Público - Sábado, 20 de Novembro de 2004
Rui do Amaral Leitão
A mediática ex-candidata a primeira dama dos Estados Unidos da América é conhecida como Teresa Heinz Kerry, mas o seu nome de baptismo é Maria Teresa Thierstein Simões Ferreira. Por varonia, a sua ascendência é integralmente portuguesa e, pelo lado materno, os seus antepassados são britânicos que emigraram para a África do Sul, embora a avó materna tenha nascido no Egipto.
Luís Soveral Varella, arquitecto por formação e genealogista de profissão, meteu ombros à pesada tarefa de investigar a ascendência lusa de Teresa Kerry. Encargo espinhoso e de êxito duvidoso, considerando o afastamento físico da visada e o débil relacionamento que impediu a recolha de documentos e informações que são, muitas vezes, o escopo de uma investigação bem sucedida.
Luís Varella pertence a uma plêiade de genealogistas que se começaram a afirmar nos anos 90 do século passado e se caracterizam por conciliarem uma investigação proba e boa técnica de análise e crítica das fontes com a capacidade de formular hipóteses assentes no método dedutivo, assumindo com humildade dúvidas e incertezas. O seu primeiro trabalho, "A Família Arêde Soveral", publicado na revista "Raízes & Memórias", foi desde logo indicativo da sua valia como investigador genealógico.
Esta obra assenta na análise de um "case study" com contornos peculiares que o autor conseguiu aprofundar através de uma boa manipulação de assentos paroquiais, livros das chancelarias reais, habilitações para a Ordem de Cristo e Santo Ofício, etc., com volumosa recolha de informação correctamente articulada e organizada.
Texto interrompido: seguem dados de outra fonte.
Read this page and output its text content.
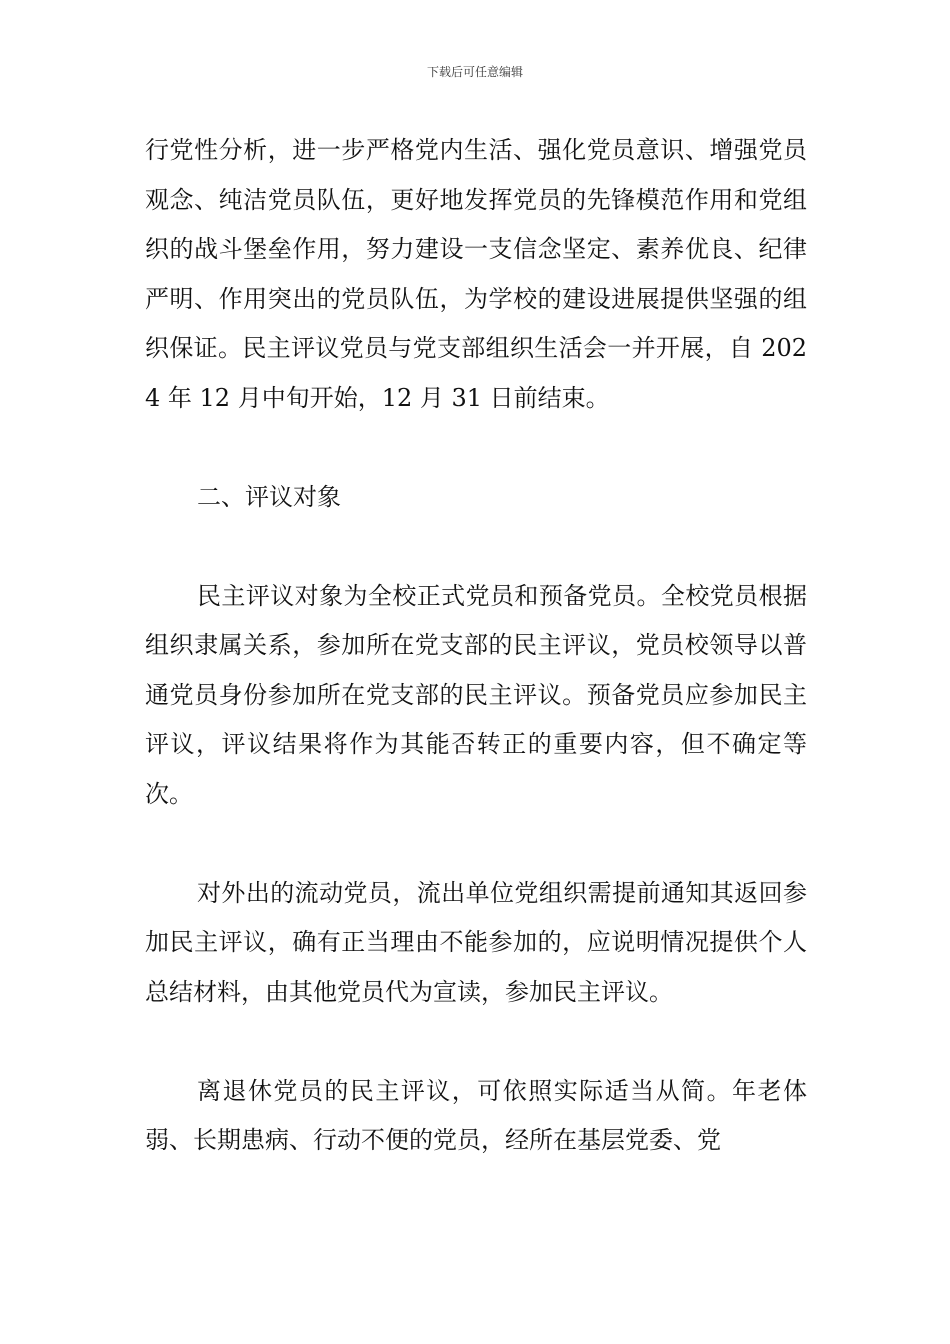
下载后可任意编辑

行党性分析，进一步严格党内生活、强化党员意识、增强党员观念、纯洁党员队伍，更好地发挥党员的先锋模范作用和党组织的战斗堡垒作用，努力建设一支信念坚定、素养优良、纪律严明、作用突出的党员队伍，为学校的建设进展提供坚强的组织保证。民主评议党员与党支部组织生活会一并开展，自 2024 年 12 月中旬开始，12 月 31 日前结束。

二、评议对象

民主评议对象为全校正式党员和预备党员。全校党员根据组织隶属关系，参加所在党支部的民主评议，党员校领导以普通党员身份参加所在党支部的民主评议。预备党员应参加民主评议，评议结果将作为其能否转正的重要内容，但不确定等次。

对外出的流动党员，流出单位党组织需提前通知其返回参加民主评议，确有正当理由不能参加的，应说明情况提供个人总结材料，由其他党员代为宣读，参加民主评议。

离退休党员的民主评议，可依照实际适当从简。年老体弱、长期患病、行动不便的党员，经所在基层党委、党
Os ancestrais de Teresa Kerry são oriundos de dois territórios, a região de Besteiros e o eixo Águeda, Albergaria-a-Velha, nas proximidades do rio Vouga. Entre eles, o maciço belo e imponente da serra do Caramulo, cujo perfil agreste e vetusto não foi impeditivo de que, no século XVIII, dois dos seus habitantes se unissem pelos laços do matrimónio, dando origem a uma família, mais tarde emigrada para Moçambique, onde nasceu a hoje mulher do senador democrata John Kerry.
Curiosamente, este estudo vem confirmar algumas teses que no domínio da sociologia histórica se começam a impor e que grande número de historiadores rejeitam por preconceito ideológico.
De facto, verifica-se que Teresa Kerry descende de antepassados com estatutos muito distintos, uns oficiais mecânicos, outros proprietários rurais abastados, outros ainda senhores de casa ligados à fidalguia ancestral.
Na verdade, cada vez mais a evidência dos factos legitima a admissão de que no "ancien regime", que era um regime assumidamente estratificado em classes, se verificava grande frequência de casamentos ditos desiguais, permitindo a mobilidade interclassista e determinando uma intensa capilaridade social de base meritocrática, tal como aconteceu no caso em estudo.
Em resumo, uma investigação notável, com todo o acervo de informação enriquecido com árvores de costados que sintetizam os conteúdos e um índice onomástico que facilita a consulta e a pesquisa.
A edição, que é bilingue e apresenta bom recorte gráfico, é da Dislivro Histórica, responsável por algumas das boas obras recentemente editadas no domínio da genealogia e da heráldica.